^ These are very interesting observations and in part answer my question of a week or so ago which was "Where are you now with CCSVI".drsclafani wrote: When most IRs started treating these veins in 2010, they were unsure of how large a balloon to use. It was becoming clear quite that the balloon size we expected to use was smaller than we actually needed. We were basing our balloon sizing on veins that were stenosed by scarring which requires smaller balloons. Recommendations from those who started treatments earlier than the majority of us, suggested things like 18-20 mm balloons in woman and 20-24mm in men, use of cutting wires were also advised. These were very damaging. Moreover anticoagulation utilization was unclear. Some used no or very short term anticoagulation (remember patients were traveling long distances to reach their interventionalist.). It wasn't clear to me until january-february of 2011, by the use of IVUS, that the stenoses were caused by immobile valves not stenosed veins. and that larger balloons could be used
In response to injuries and occlusions, many treating doctors played it safe, using smaller balloons that would not injure the vessels. Not surprisingly this incomplete treatment resulted in very short term improvements caused by opening the valve obstructions only for a short time before restenosis occurred. When restenosis was treated by smallish balloons again, it is not surprising that improvements would be limited.
I would say that i have treated more patients who had been treated previously by others than patients who had never been treated. If you recall, i was stopped from doing procedures after about 25 patients back in April 2010. By the time i returned to treatment full time, nine months had elapsed and many patients had been treated with, as you can imagine, short term benefits or problems with occlusions. In the beginning I also had a fair number of thromboses. However rather than move to smaller balloons as was so tempting, i persisted and worked out my algorithm using cross sectional area of the vein to select my balloon size. so i continue to use fairly large balloons, averaging at 14.5 mm with range from 8mm to 24 mm. My occlusion rate is fairly low at this time and early detection has allowed salvage of about half of those.

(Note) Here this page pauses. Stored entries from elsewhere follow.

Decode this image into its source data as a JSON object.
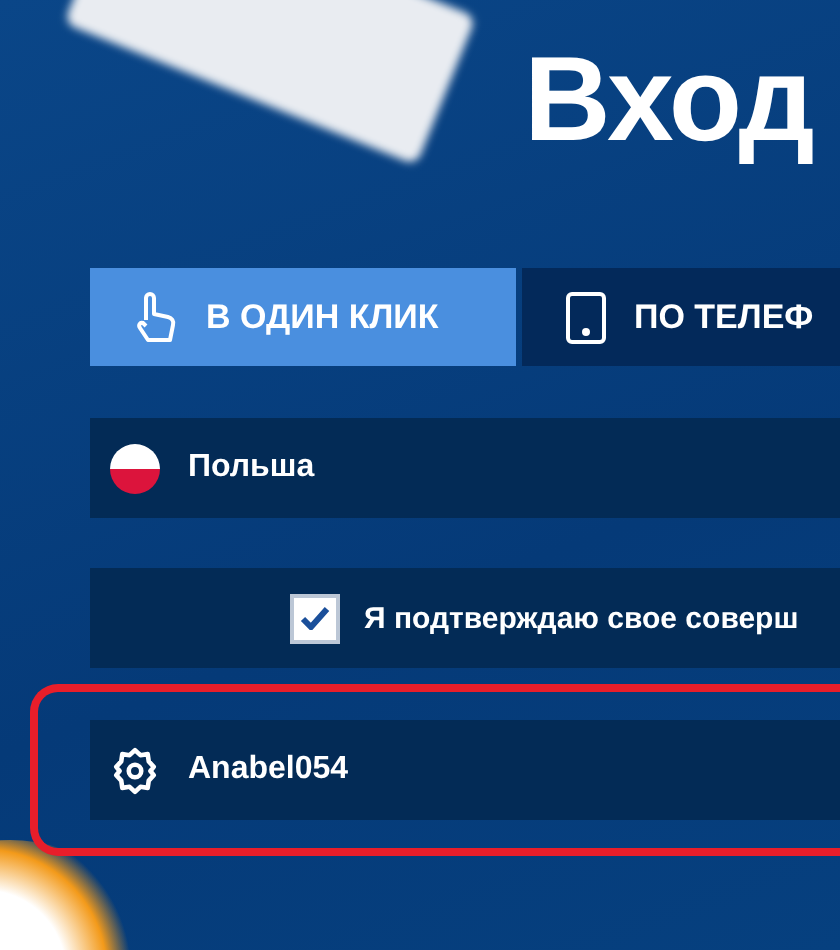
{
  "title": "Вход",
  "tabs": [
    {
      "label": "В ОДИН КЛИК",
      "selected": true
    },
    {
      "label": "ПО ТЕЛЕФ",
      "selected": false
    }
  ],
  "country": {
    "value": "Польша"
  },
  "confirm": {
    "label": "Я подтверждаю свое соверш",
    "checked": true
  },
  "username": {
    "value": "Anabel054",
    "highlighted": true
  }
}
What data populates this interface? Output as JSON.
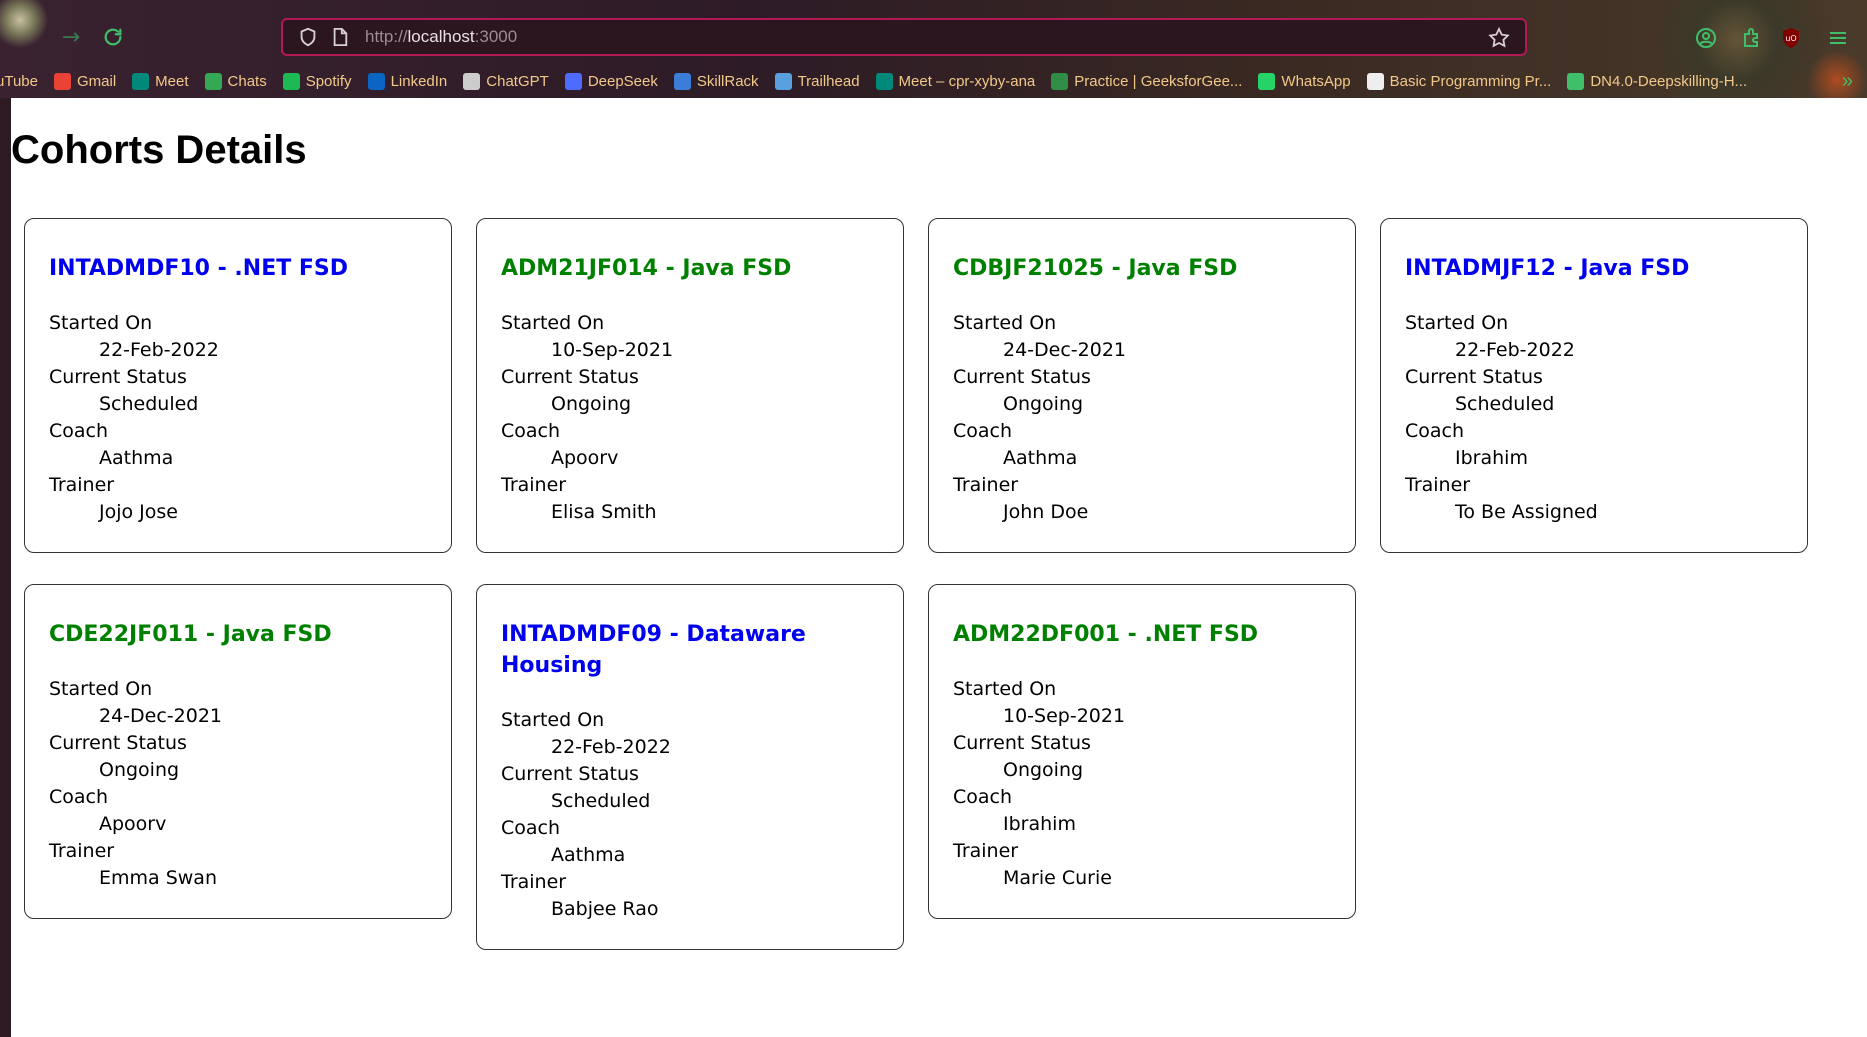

I have therefore treated many patients who were underdilated before and in some improvements have been better than the first time. treatment remains a "crapshoot" with unpredictable results. But many of my best improvements have come in patients who had improvement from prior treatments that required another treatment.
DrS
The description above for "average patient" first treatment mirrors Emma's treatment in Dec 2010 in Edinburgh.
Even back then Donald Reid was concentrating on valvular malformations rather than "stenosis" per se. He explained the treatment was in it's infancy and balloon size and treatment would err on the side of caution. It's the main reason we chose Scotland and we agree completely with how the process was handled at the time.
Emma improvements were transient but took some months to regress rather than days, weeks or hours.
Questions:- (I do realise it may be difficult to give a general one size fits all answer to these as every patient will display subtle difference - so please answer in majority):-
1. What would be the ideal (best case scenario) treatment for a malformed/malfunctioning valve? Rupturing with a balloon or removal completely with a cutting device that may not even have yet been perfected/designed?
2. How important in the anatomy are these valves? Would removal cause other potential issues?
3. How does hypoplasia of an entire jugular effective prospective treatment? One of Emma's veins measure circa 12mm the other 6mm (and diagnosed hypoplastic.)
4. Where do valves fit in with the azygos and renal veins.
Sorry if some of this has been covered already. I don't expect answers to the following, these are my thoughts being transferred to type, do feel free to comment if appropriate though.
In my mind - Emma's improvements from the first procedure (albeit transient) confirm a relationship with the procedure and some symptoms currently attributed to MS, particularly eyesight improvements and circulation of blood to the extremities.
This leaves us now in a position where we're weighing up the possibility that procedure one in Edinburgh was not fully effective for the reasons described above so clearly.
So do we start saving for a second procedure at some point in the future? Is there significant risk that a second procedure may in fact do more damage than no procedure at all.
I've always wanted to visit New York!